WASHINGTON (AP) -- A racial gaffe by Senate Majority Leader Harry Reid put Democrats on the defensive Monday, the latest woe for President Barack Obama's party at the start of a potentially difficult election year.
Republicans called for Reid's resignation after a new book said he had described Obama, in a private conversation during the 2008 campaign, as a "light-skinned" African American "with no Negro dialect, unless he wanted to have one."
Leading Democrats rallied behind Reid, praising his record on civil rights.
Obama himself said Monday that the senator was trying to praise him but simply used "inartful language." Obama told the TV One network that was the language inappropriate but not mean-spirited.
The president had received a telephoned apology from Reid over the weekend. Obama, the first Black U.S. president, has tried to steer clear of the political thicket of race and politics.
Reid also made his first public comments on the controversy Monday in his home state of Nevada, where is running for re-election this fall.
"I've apologized to the president, I've apologized to everyone that within the sound of my voice that I could have used a better choice of words," Reid said.
Reid's spokesman, Jim Manley, said the 70-year-old senator has no intention of stepping down as majority leader and is "absolutely running" for another six-year term.
But recent polls show Reid -- one of the Republicans' main targets this year -- trailing potential Republican rivals in Nevada.
Debate over Reid's remarks remained one of the top stories Monday on cable television news channels and in Internet blogs. The attention has been an unwelcome distraction for Obama and Democrats at a time that Reid plays a crucial role in winning approval of a health care overhaul, Obama's top domestic priority.

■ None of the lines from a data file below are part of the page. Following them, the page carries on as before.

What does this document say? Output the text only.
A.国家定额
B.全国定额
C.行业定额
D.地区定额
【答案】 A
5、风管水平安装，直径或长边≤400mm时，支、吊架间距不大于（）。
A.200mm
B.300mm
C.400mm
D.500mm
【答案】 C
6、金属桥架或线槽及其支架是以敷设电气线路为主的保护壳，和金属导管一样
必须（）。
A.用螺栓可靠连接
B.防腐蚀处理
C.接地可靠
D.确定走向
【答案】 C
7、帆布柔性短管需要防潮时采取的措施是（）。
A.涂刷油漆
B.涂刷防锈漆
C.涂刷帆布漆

It also comes as Democrats struggle to get their footing ahead of the November elections. The party in power commonly loses at least some seats in the congressional election that comes midway through a president's four-year term. And two veteran Democratic senators announced last week that they will not seek re-election.
Reid's remarks were reported in the book "Game Change," by Time magazine's Mark Halperin and New York magazine's John Heilemann. They report that Reid "was wowed by Obama's oratorical gifts and believed that the country was ready to embrace a Black presidential candidate, especially one such as Obama -- a 'light-skinned' African American 'with no Negro dialect, unless he wanted to have one,' as he later put it privately."

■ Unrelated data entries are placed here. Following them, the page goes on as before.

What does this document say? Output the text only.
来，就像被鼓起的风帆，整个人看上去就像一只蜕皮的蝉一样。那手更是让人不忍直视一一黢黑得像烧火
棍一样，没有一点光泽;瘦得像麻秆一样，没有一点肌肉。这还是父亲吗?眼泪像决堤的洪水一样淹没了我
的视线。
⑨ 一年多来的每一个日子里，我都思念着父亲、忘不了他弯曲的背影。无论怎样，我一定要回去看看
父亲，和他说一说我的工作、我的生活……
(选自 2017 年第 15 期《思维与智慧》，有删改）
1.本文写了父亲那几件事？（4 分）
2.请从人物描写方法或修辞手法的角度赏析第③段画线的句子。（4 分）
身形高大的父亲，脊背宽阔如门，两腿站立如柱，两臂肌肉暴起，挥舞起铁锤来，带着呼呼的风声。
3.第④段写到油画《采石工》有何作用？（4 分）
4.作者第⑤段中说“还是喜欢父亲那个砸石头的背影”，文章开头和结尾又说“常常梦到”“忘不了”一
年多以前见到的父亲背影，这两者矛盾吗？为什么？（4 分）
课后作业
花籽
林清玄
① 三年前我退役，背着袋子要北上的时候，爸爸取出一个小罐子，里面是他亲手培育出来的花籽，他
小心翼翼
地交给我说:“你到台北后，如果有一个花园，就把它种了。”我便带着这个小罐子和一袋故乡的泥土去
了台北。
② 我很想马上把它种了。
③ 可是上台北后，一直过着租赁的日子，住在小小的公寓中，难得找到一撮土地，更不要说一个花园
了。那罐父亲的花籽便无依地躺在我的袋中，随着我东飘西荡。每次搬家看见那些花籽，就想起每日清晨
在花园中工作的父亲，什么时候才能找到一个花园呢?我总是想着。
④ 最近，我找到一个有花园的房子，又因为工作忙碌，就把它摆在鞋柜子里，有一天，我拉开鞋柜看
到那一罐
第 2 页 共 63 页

The latest expression of forgiveness came from Attorney General Eric Holder, who said in an Associated Press interview Monday that Reid's remark was "unfortunate but I don't think that there is a prejudiced bone in his body." Holder is the first Black to serve as the country's top law enforcement official.

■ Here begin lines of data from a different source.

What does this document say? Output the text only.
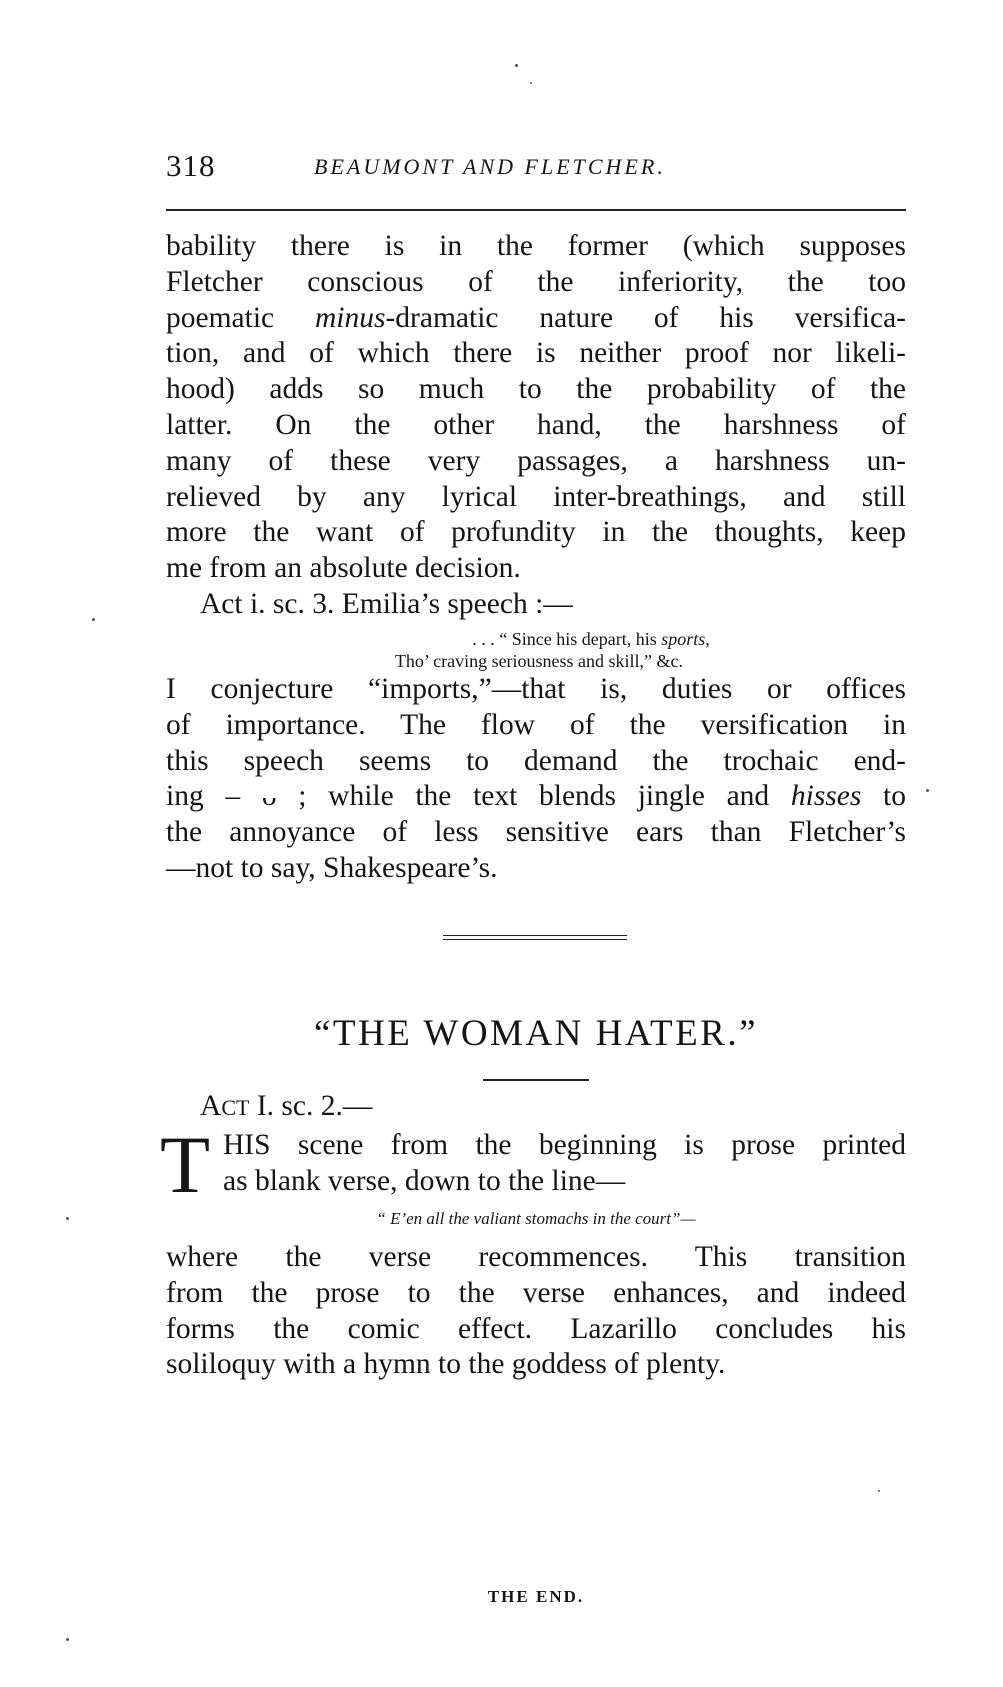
318	BEAUMONT AND FLETCHER.
bability there is in the former (which supposes
Fletcher conscious of the inferiority, the too
poematic minus-dramatic nature of his versifica-
tion, and of which there is neither proof nor likeli-
hood) adds so much to the probability of the
latter. On the other hand, the harshness of
many of these very passages, a harshness un-
relieved by any lyrical inter-breathings, and still
more the want of profundity in the thoughts, keep
me from an absolute decision.
Act i. sc. 3. Emilia’s speech :—
. . . “ Since his depart, his sports,
Tho’ craving seriousness and skill,” &c.
I conjecture “imports,”—that is, duties or offices
of importance. The flow of the versification in
this speech seems to demand the trochaic end-
ing – ᴗ ; while the text blends jingle and hisses to
the annoyance of less sensitive ears than Fletcher’s
—not to say, Shakespeare’s.
“THE WOMAN HATER.”
ACT I. sc. 2.—
T HIS scene from the beginning is prose printed
as blank verse, down to the line—
“ E’en all the valiant stomachs in the court”—
where the verse recommences. This transition
from the prose to the verse enhances, and indeed
forms the comic effect. Lazarillo concludes his
soliloquy with a hymn to the goddess of plenty.
THE END.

But Republicans say Reid should be held to the same standard as former Republican Sen. Trent Lott, whose racial remarks cost him the Senate leadership in 2002.
Lott had cheered the 1948 presidential campaign of Strom Thurmond -- then a segregationist Democrat -- saying said the nation would have been better off if he had won. He spoke during a 100th birthday tribute to Thurmond, by then a longtime Republican senator.
"There is this standard where the Democrats feel that they can say these things and they can apologize when it comes from the mouths of their own," Republican Party Chairman Michael Steele, who is Black, said Sunday. "But if it comes from anyone else, it's racism."
Sen. Mitch McConnell, the Republican Senate leader, refrained from criticism. But Sen. John Cornyn, the chairman of the National Republican Senatorial Committee, said in a statement that Reid should step down.
But former Rep. Harold Ford, an African American who is chairman of the Democratic Leadership Council, said on NBC television: "I don't believe in any way Harry Reid had any racial animus. I think there's an important distinction between he and Trent Lott."
Obama was born to a Kenyan father and a White American mother who met and married when his father came to the United States to study. He was largely raised by his mother and her family after his parents split.